Chroniques

par françois-xavier ajavon

récital Erik Berchot
œuvres de Balakirev, Chopin, Rachmaninov et Tansman

Festival Chopin / Orangerie de Bagatelle, Paris
- 11 juillet 2004

Le dossier de presse précise que du sang polonais coule dans les veines d’Erik Berchot, pianiste français né en 1958 – ce qui, on le suppose, pourrait être susceptible de le rendre familier de la musique de Chopin. Une surprise nous attend : dans les veines de ce quadra’ sympathique et distingué coule aussi des flots furieux d'adrénaline, de dopamine, ainsi que cent mille volts d'énergie musicale débridée ! En conséquence de quoi sa lecture de Chopin est vive, électrique, dynamique, impressionnante de virtuosité et d'une densité rare, précieuse même… qui s'évanouit à peine éclose. Car Berchot va vite, très vite. Il ne ménage pas de réelle respiration entre les pièces, les œuvres, les univers qu'il traverse en terrain conquis ; en une heure et vingt minutes, son récital est bouclé (avec deux brefs rappels). On en sort le souffle coupé.

Si nous devions donner un titre à ce récital, il pourrait être Métamorphoses russes de Chopin. En plus du généreux programme de quatre opus qui lui est consacré, et de ravissantes miniatures du Polonais Tansman, le pianiste interprète des œuvres russes du postromantique Rachmaninov, du patron du Groupe des Cinq Balakirev et de l'éternel inclassable Anatoli Liadov, élève quasiment oublié de Rimski-Korsakov. Autant d'occasions de constater à quel point la musique pour piano de la première moitié du Xe siècle, et plus particulièrement en Russie, s’imprégna profondément de l'esthétique de Chopin, par ce qu’Adorno appelait ses « broderies de la virtuosité », mais aussi par sa profondeur psychologique.

Erik Berchot donne des Deux Polonaises Op.26 une lecture nerveuse, électrique, parfois violente, qu'il poursuit dans l’Impromptu en sol bémol majeur Op.51 n°3 ainsi que dans la Fantaisie impromptue en ut # mineur Op.66. Il en un moment plein de verve, d'énergie, et débarrassé de toute réminiscence de langueur schubertienne. Les trois Valses Op.64, dont les deux premières sont appelées Valse minute et Valse brillante, sont faussement légères et naïves, délicieusement académiques, et renvoient aux salons du XIXe siècle fleurant bon la décadence d'un monde encore occupé à danser dans l'allégresse. Nous en sortons un peu ivres et convaincus que Chopin ne serait pas Chopin s'il n'avait écrit que sa Sonate en si bémol mineur : les génies le seraient-ils vraiment s'ils ne l'étaient que pour leurs chefs d'œuvres, et pas pour l'ensemble de leur production ?

Les Sept Mazurkas du premier recueil d’Alexandre Tansman (1897-1986) sont une véritable rareté. Magnifiques et subtiles miniatures pianistiques, connectées à la fois au cycle Mikrokosmos de Bartók et aux Visions fugitives de Prokofiev, ces pièces doivent beaucoup à Chopin et Prokofiev, dont Tansman – personnage fascinant, déchiré entre la Pologne, l'Europe et le continent américain, double injustement oublié de Prokofiev, et francophile convaincu – était d'ailleurs proche, comme de Gershwin et de Charlie Chaplin. Erik Berchot donne de cette musique « miniaturisée » une interprétation ample et assurée : rien ne nous échappe de l'art percussif et « motorique » du compositeur polonais.

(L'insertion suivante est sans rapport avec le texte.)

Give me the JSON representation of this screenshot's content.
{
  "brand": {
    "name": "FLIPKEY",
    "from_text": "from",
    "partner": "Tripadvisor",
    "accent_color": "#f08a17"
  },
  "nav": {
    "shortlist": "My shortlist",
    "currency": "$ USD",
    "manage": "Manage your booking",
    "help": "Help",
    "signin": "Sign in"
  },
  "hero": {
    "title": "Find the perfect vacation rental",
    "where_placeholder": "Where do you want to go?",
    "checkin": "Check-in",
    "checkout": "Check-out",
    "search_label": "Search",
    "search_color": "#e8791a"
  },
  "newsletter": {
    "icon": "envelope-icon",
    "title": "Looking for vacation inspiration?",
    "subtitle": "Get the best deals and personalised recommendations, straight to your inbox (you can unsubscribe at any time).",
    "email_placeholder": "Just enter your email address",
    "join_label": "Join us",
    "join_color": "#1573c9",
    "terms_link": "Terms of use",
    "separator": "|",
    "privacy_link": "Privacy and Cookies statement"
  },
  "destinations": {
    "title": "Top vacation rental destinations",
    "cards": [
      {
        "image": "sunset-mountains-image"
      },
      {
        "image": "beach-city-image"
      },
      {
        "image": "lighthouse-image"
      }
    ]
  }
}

LeRachmaninov de Berchot ne s'épanouit pas dans le postromantisme tout confort du XXe siècle qui est le sien, il ne s'avachit pas : les Étude-tableaux Op.39 n°1 etn°5 sont ici jouées dans une urgence et une intensité dramatique qui pourraient parfaitement renvoyer insidieusement à la Russie contemporaine, aussi instable et terrifiante que fascinante. C'est évidemment dans Islamey de Mili Balakirev que l’artiste donne le meilleur de lui-même, bien que cette pièce soit un tube. Il en électrise la virtuosité, sans perdre en précision.

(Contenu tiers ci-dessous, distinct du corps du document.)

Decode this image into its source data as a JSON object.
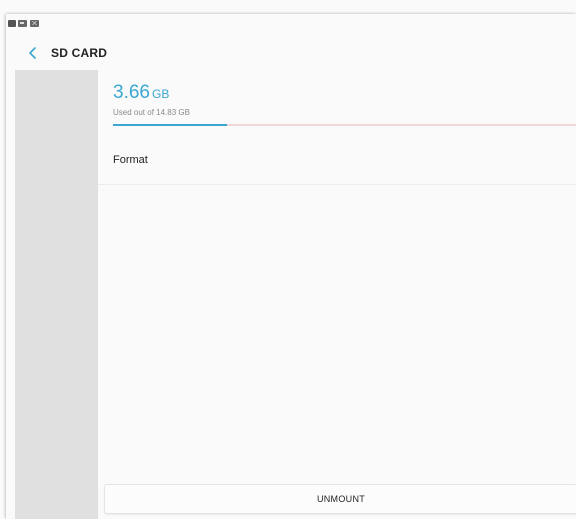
{
  "header": {
    "title": "SD CARD"
  },
  "storage": {
    "used_value": "3.66",
    "used_unit": "GB",
    "caption": "Used out of 14.83 GB",
    "used_fraction": 0.2468
  },
  "menu": {
    "format_label": "Format"
  },
  "footer": {
    "unmount_label": "UNMOUNT"
  },
  "colors": {
    "accent": "#3aa7d0",
    "bar_remaining": "#f0d8d8",
    "side_panel": "#e0e0e0",
    "background": "#fafafa"
  },
  "icons": {
    "status": [
      "sd-card-icon",
      "image-icon",
      "mail-icon"
    ],
    "back": "chevron-left-icon"
  }
}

Un récital dense, donc, par ce pianiste protéiforme : enseignant au CNR de Marseille, collaborateur de Michel Legrand et de Charles Aznavour, auteur d'un spectacle pédagogique, musical et poétique autour de Chopin, et même acteur dans le film Partir, Revenir (Claude Lelouch, 1984.) où il joue un… pianiste jouant Rachmaninov ! Une personnalité riche qui vient d’offrir l'occasion de scruter Chopin depuis l'est de l'Europe, depuis une certaine Russie prérévolutionnaire, romanesque et romantique (...et s'il n'avait pas que du sang polonais dans les veines ?).